Our pharmacy, who to be honest, have been struggling to keep track of my meds off late, have now dispensed the wrong ones. So tonight I have no quietiapine or mirtazapine. I’m freaking out, stupidly, freaking out!!!! How will I sleep???? What will I do???
As readers you may guess the answer to that one. I’m a wreck, and no one’s really noticed.
Everytime I see one, I think of L. L was my first ever CPN, and the arrival of her juke onto my driveway always brought just a little light into those darkest days.
I will never forget the day she offered to watch little man, so I could have a shower. I was a wreck, a mess, and probably stunk. Even though I refused, I felt cared for, I felt that I mattered to someone. She often, made me feel better
I miss her terribly, more than anyone else that was involved with my care. I’ve been thinking about her all day. I have so much to tell my new CPN, but I can’t. I’d give anything to talk to L.

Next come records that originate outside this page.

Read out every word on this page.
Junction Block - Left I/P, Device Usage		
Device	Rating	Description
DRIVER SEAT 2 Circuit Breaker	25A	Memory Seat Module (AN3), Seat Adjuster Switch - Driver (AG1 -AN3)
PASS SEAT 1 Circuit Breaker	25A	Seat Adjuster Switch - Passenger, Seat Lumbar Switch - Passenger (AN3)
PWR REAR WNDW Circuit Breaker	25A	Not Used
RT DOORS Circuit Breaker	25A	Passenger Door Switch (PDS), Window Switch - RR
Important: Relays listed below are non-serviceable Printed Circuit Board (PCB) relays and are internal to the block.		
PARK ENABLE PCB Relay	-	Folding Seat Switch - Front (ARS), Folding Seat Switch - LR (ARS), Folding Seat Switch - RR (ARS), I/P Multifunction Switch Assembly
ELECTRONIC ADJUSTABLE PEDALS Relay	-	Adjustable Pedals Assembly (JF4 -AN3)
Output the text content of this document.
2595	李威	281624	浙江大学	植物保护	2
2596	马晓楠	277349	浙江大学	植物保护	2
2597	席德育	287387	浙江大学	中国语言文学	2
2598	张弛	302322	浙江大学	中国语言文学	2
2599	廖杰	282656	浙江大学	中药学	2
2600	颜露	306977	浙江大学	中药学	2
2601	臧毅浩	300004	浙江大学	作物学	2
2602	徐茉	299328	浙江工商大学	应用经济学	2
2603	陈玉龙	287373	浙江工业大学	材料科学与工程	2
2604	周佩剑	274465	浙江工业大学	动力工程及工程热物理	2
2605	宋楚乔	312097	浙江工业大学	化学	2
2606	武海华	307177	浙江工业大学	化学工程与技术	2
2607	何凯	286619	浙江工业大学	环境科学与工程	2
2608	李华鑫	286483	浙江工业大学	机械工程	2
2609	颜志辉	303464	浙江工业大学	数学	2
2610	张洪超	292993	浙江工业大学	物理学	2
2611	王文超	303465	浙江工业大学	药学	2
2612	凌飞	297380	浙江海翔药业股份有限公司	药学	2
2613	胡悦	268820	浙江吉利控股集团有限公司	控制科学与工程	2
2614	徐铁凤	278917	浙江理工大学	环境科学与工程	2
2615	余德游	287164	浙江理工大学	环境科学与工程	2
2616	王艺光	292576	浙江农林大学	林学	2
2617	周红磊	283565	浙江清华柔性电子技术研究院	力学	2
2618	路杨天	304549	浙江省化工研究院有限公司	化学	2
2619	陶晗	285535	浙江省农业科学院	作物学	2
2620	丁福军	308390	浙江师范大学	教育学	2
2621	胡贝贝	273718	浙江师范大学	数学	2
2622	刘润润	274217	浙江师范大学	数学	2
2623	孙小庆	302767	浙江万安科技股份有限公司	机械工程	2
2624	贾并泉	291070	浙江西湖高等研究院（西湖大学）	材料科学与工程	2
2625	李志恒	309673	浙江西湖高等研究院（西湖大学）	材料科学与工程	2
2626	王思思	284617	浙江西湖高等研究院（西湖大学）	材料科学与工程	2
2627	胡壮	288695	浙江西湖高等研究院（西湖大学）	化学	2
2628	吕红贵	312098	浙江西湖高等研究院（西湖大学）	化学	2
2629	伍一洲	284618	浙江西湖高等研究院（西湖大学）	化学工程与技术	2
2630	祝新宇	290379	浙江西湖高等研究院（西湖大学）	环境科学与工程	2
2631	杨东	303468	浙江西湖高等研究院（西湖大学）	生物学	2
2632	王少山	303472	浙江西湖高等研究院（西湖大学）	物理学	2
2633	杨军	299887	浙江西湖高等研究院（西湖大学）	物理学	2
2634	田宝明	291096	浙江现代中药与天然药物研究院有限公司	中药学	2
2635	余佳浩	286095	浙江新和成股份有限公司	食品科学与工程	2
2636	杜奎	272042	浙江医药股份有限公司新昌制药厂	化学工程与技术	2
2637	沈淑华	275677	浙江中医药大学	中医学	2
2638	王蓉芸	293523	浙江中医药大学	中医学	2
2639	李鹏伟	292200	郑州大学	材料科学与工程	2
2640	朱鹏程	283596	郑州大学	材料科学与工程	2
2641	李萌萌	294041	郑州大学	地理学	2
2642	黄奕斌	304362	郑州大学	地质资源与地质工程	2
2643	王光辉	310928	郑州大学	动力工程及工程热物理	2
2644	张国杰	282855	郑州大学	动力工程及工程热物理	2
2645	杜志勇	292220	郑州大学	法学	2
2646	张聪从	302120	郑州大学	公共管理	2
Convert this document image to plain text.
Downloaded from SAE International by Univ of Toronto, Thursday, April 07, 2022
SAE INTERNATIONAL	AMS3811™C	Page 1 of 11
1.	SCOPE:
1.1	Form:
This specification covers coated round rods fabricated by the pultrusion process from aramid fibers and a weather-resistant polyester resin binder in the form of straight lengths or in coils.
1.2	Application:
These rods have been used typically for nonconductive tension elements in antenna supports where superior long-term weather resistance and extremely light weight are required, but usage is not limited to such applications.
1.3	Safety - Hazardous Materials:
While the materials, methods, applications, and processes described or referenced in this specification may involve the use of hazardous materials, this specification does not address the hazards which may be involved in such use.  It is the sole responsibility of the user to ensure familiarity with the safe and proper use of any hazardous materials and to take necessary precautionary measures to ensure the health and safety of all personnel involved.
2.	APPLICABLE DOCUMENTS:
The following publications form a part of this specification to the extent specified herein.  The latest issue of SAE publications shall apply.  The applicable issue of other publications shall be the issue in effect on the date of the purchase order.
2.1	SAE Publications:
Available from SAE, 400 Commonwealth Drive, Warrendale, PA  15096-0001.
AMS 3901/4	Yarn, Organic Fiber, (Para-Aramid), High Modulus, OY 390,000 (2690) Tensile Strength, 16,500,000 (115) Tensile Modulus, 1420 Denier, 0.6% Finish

The crisis team stole her from me about a yeat ago, but she’d talked about re-trainong as a counsellor or therapist. I wonder where she’s working now? I wonder how she’s doing? i wonder does she still drive a juke?
I wonder would she consider relocating, to be my CPN again??????
God I miss her……..
The thing is, I don’t know if it’s real, or imagined. Is there actually a little high pitched tone emanating from something in the room, or is it all in my head?
It’s troubling my right ear. It’s unsettling. I’ve had this sensation before, but tonight it feels a little louder than usual.